The Carbon Fee and Farmers Laser Talk

Agriculture in the U.S. is heavily dependent on fossil fuels for running machinery and producing fertilizers, and a carbon tax would increase the price of fossil fuels.

Price Volatility in Agriculture

For farmers, however, the impact associated with a carbon fee is not nearly as great – or volatile – as other factors, especially if the fee starts low and increases predictably over time. For example, the price of diesel fuel has more than tripled over the last decade. The price of fertilizer more than doubled between 2006 and 2008 and has never returned to 2006 levels.[1] Commodity prices, which determine the income farmers receive at any given time, are also a source of great volatility. The U.S. subsidizes farmers to reduce the risk of this volatility.

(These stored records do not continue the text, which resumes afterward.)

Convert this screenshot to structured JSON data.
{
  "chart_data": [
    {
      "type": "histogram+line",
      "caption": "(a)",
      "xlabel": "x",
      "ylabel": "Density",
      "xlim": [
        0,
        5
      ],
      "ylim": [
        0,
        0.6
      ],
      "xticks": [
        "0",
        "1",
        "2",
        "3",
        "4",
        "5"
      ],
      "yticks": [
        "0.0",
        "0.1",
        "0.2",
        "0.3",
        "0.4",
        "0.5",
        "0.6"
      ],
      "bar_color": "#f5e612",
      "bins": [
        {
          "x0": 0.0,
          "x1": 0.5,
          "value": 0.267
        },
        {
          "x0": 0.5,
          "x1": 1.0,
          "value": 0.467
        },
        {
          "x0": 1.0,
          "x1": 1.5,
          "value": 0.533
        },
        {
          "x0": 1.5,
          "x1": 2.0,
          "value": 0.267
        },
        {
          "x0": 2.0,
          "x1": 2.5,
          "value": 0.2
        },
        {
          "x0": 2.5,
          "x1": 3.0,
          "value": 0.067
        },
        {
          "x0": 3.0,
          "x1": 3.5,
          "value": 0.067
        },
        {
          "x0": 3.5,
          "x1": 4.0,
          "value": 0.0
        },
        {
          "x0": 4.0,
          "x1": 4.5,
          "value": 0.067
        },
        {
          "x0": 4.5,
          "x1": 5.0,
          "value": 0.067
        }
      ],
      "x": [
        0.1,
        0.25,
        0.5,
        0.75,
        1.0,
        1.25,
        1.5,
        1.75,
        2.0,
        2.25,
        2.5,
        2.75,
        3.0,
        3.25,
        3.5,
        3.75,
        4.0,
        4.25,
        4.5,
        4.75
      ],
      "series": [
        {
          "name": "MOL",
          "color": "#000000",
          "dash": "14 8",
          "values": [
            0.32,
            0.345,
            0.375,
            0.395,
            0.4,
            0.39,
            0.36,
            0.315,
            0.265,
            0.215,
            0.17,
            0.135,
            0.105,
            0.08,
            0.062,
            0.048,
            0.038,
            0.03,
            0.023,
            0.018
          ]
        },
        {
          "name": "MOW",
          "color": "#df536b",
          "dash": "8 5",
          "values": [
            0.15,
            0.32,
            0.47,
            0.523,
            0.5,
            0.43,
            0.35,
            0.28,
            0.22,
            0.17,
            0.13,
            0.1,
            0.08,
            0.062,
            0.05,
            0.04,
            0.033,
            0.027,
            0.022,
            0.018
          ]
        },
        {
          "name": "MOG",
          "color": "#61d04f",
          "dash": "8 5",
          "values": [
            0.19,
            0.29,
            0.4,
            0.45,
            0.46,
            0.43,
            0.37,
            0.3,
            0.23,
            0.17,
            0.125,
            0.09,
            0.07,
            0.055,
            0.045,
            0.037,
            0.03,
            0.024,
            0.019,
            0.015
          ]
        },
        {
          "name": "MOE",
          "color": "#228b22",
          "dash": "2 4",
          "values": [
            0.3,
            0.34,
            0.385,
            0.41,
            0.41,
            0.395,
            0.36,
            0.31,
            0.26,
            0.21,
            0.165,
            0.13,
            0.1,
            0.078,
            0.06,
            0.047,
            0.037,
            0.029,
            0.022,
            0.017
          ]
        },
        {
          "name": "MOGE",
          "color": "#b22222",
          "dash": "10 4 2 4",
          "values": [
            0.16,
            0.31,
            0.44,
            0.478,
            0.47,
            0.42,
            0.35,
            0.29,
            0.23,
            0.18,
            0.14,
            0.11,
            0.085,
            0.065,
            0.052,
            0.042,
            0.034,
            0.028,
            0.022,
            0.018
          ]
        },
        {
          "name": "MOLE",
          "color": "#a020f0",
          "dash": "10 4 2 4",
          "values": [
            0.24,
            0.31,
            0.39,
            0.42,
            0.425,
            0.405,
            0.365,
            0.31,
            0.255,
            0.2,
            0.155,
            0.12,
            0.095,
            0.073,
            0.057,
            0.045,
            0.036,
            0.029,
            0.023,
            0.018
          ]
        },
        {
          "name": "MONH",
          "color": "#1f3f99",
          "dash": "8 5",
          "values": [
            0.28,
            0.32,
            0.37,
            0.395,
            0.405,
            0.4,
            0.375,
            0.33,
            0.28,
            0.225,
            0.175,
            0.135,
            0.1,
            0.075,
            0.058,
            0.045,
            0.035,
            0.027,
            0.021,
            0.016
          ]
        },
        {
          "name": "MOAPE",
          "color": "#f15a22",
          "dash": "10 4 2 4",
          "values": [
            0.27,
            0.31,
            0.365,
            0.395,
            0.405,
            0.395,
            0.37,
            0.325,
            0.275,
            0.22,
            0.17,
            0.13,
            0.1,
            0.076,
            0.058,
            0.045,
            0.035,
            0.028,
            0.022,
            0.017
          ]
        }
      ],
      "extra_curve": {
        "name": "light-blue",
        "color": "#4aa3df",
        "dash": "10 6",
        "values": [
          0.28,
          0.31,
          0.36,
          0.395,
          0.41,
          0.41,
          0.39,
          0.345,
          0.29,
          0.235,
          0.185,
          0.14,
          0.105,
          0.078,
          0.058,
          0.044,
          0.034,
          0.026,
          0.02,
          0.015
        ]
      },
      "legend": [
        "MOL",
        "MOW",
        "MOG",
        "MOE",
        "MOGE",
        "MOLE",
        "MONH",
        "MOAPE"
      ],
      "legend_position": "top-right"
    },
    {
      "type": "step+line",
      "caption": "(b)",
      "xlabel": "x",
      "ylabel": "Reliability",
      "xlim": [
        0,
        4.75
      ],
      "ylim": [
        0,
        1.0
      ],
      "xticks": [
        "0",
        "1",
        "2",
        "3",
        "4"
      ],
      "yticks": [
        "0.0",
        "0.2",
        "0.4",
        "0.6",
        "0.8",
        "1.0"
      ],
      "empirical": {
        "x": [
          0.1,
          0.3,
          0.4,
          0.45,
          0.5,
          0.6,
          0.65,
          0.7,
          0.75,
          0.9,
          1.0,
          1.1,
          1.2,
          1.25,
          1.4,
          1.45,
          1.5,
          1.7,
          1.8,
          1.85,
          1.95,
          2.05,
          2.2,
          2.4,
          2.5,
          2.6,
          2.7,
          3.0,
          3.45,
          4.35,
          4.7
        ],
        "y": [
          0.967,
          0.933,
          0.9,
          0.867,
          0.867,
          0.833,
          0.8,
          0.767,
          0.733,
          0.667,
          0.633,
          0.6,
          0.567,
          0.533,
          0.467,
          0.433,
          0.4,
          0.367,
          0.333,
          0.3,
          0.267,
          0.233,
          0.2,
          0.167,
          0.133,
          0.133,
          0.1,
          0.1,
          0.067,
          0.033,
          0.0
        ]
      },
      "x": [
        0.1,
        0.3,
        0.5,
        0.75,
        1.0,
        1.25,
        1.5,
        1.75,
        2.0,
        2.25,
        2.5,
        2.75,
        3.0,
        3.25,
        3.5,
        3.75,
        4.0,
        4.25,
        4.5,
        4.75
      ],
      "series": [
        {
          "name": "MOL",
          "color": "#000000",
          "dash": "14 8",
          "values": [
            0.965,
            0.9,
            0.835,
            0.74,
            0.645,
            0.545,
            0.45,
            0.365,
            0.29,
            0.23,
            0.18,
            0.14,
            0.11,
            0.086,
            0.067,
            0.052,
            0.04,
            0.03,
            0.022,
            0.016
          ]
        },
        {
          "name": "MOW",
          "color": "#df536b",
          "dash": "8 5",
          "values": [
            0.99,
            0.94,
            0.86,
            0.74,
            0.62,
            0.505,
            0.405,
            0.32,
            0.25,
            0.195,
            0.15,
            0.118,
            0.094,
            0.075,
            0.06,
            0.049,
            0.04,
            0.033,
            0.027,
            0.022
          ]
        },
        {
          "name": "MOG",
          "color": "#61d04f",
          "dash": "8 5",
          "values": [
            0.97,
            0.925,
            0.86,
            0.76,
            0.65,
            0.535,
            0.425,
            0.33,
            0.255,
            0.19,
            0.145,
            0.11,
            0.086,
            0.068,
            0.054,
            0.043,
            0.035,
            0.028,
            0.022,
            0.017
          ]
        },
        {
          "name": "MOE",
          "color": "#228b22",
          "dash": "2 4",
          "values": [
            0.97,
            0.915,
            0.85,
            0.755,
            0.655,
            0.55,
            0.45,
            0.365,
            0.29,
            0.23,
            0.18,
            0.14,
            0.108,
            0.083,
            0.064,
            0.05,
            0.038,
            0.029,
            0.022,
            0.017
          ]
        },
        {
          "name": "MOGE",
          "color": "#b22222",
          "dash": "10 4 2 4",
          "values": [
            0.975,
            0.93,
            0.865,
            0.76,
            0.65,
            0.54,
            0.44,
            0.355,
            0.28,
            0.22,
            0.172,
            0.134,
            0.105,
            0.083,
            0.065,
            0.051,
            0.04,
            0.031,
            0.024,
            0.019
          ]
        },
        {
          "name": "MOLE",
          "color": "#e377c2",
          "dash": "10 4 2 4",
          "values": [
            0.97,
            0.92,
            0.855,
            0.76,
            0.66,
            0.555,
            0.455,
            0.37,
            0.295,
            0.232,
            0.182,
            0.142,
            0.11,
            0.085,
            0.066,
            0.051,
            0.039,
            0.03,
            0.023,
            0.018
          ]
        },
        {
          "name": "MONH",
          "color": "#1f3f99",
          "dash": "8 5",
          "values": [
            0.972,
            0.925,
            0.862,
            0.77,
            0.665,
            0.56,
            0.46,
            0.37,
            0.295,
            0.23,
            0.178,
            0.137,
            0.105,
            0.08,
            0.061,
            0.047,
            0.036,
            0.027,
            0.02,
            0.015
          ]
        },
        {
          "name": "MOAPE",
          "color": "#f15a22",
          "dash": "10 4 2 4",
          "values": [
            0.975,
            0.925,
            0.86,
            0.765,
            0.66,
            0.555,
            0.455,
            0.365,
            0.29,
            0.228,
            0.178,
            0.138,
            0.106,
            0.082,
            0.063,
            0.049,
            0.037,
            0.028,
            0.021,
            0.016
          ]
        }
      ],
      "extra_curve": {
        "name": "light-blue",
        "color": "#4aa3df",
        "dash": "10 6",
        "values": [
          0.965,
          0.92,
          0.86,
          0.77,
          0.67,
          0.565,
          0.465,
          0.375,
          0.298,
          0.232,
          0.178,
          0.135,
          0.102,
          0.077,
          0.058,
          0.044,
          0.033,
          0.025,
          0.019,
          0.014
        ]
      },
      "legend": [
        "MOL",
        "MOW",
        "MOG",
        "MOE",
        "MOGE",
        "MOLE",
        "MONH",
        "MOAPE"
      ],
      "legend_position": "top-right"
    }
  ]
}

Carbon Fee vs Costs of  Climate Change

The impact of a carbon fee will be miniscule, though, compared to the impact climate change will have on future farm productivity. A report from the U.S. Department of Agriculture in February of 2013 predicts in the decades ahead that droughts and floods – made more frequent and damaging from climate change – will reduce agricultural output.[2] The report also found that fighting insects and weeds will become more difficult, and higher temperatures will also make the productivity of crops and livestock unpredictable.

Minimizing the agricultural impact of climate change will depend upon how quickly we can reduce greenhouse gas emissions.

Economic Opportunities for Farmers and Ranchers

A carbon fee can also be an economic opportunity for farmers and ranchers as demand for carbon-free energy increases.[3] Wind developers are leasing land from farmers to erect turbines, paying between $4,000 and $8,000 per turbine a year.[4] They call it “mailbox money.” Solar farms can also replace cropland that doesn’t generate enough income from traditional farming.[5]

Bottom line: The additional cost of a carbon fee doesn’t compare to the increased volatility that comes with a changing climate. A gradually and predictably increasing carbon fee creates an opportunity for farmers to balance that volatility with steady cash flow from renewables that share land with their crops.